Gordon ayant pris son chapeau quitta le club.

Dans le vestibule il rencontra Silas Farwell qui, en hâte, fuyait le Club dont on venait d’ailleurs de le rayer par acclamation.

— Vous triomphez, monsieur Gordon, siffla-t-il avec une rage haineuse en voyant l’avocat. Mais il y a quelqu’un qui paiera pour tout le monde. La dame au Cercle Rouge, Mlle Travis, celle qui vous a si bien défendu, est coupable, elle, et n’échappera pas à la justice.

Gordon eut un moment de colère, mais Randolph Allen qui arrivait s’interposa.

— Mon cher monsieur Gordon, lui dit-il, vous avez obtenu satisfaction autant que vous pouviez le désirer. Laissez aller cet homme. Si la justice doit un jour lui demander compte de ses actes, elle saura le faire, soyez-en sûr.

— Vous avez raison et je vous remercie, monsieur Allen. Cet individu ne mérite plus que le mépris des honnêtes gens et n’a plus aucun pouvoir.

Silas Farwell s’était éclipsé. Gordon continua, en s’adressant à Randolph Allen :

— Voulez-vous prendre la peine de m’accompagner, monsieur Allen ?

— Où cela ?

— Au palais de justice, si vous n’êtes pas trop pressé, toutefois. Je désire entretenir le bâtonnier de ce qui vient de se passer. Votre présence simplifiera grandement ma démarche.

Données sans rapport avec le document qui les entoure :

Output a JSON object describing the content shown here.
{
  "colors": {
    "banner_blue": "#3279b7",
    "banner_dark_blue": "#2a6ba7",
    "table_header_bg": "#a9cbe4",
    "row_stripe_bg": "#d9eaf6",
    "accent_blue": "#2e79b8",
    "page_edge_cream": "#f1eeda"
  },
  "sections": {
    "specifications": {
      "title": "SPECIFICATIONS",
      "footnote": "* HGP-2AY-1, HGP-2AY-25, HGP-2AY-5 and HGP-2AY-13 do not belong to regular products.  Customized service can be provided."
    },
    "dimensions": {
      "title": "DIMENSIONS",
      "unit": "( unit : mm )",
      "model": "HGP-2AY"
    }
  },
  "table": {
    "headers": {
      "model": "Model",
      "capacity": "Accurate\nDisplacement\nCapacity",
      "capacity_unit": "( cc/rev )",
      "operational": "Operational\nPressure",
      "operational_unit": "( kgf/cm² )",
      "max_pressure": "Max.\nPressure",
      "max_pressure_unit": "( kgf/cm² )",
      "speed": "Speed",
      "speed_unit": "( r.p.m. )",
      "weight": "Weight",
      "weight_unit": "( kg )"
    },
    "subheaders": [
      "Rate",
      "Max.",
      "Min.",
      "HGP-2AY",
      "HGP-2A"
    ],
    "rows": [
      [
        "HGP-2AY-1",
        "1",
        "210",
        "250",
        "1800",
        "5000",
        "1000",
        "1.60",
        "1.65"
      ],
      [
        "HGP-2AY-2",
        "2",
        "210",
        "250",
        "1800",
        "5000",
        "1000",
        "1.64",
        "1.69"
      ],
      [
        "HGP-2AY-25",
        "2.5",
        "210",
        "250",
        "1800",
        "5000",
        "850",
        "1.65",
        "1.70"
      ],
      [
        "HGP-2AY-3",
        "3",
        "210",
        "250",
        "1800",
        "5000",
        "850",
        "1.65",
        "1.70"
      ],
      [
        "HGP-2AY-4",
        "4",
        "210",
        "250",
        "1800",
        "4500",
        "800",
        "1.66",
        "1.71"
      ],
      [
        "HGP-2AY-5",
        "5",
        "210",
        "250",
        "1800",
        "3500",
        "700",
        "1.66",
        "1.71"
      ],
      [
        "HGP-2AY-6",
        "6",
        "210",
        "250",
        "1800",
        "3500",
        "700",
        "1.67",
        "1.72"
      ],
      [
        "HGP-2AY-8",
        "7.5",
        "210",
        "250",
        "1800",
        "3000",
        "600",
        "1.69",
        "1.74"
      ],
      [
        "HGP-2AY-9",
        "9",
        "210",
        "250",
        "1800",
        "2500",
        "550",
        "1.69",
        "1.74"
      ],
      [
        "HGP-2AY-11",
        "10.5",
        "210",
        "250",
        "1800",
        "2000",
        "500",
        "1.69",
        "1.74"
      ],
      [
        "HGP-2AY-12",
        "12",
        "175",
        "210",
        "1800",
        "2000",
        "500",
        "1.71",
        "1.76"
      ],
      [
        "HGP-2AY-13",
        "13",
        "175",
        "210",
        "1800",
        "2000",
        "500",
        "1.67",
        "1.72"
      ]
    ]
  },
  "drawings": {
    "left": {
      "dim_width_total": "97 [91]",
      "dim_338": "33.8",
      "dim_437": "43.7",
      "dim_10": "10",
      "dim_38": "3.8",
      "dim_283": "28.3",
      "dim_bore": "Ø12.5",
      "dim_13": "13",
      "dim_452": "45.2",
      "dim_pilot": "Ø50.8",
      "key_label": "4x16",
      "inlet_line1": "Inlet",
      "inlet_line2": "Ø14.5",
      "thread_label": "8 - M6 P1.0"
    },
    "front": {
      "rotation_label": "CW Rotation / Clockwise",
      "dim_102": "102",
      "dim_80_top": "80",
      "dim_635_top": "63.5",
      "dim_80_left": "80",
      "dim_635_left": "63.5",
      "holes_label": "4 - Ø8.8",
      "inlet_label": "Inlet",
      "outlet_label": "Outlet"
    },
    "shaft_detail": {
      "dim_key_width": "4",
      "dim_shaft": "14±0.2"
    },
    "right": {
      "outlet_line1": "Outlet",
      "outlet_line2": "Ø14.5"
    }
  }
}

Randolph Allen n’hésita pas. Il devait bien cette revanche à l’avocat Gordon. Il estimait avoir été injuste envers lui à diverses occasions, en attachant trop de crédit aux allégations de Silas Farwell.

— Mais très volontiers, dit-il. Je considère cela comme un devoir et un peu comme une réparation.

— Ne vous excusez pas, monsieur Allen, vous avez toujours été, au contraire, très bienveillant pour moi. Quand Farwell voulait vous obliger à me garder prisonnier, vous vous y êtes refusé. Je vous dois cette liberté qui m’a permis de mettre tout en œuvre pour obtenir ma justification définitive.

Les deux hommes arrivaient au palais de justice. Le bâtonnier se trouvait précisément dans la salle des Pas-Perdus. En apercevant Gordon, accompagné de Randolph Allen, il comprit qu’un fait nouveau s’était produit.

Il reçut les deux visiteurs avec la plus grande bienveillance et, quand Gordon lui eut exposé le but de leur visite, il parut s’en réjouir.

Gordon était, en effet, avant cette lamentable affaire, un avocat des plus estimés, et son absence avait privé le barreau d’un remarquable orateur doublé d’un homme de loi de première force.

Le bâtonnier, avec une parfaite bonne grâce, fit le tour de la salle avec Randolph Allen et Gordon, présentant ce dernier aux groupes d’avocats et d’hommes d’affaires, qui commentèrent favorablement la nouvelle de la réhabilitation de leur confrère.

Le bâtonnier lui promit que le conseil de l’Ordre, à sa prochaine réunion, donnerait à son cas la solution qu’il comportait.

— Vous serez de nouveau des nôtres. Et je souhaite que vous fassiez une brillante rentrée.

— J’en suis sûr, répondit Gordon. La première cause que je plaiderai sera un triomphe. C’est moi qui vous en réponds.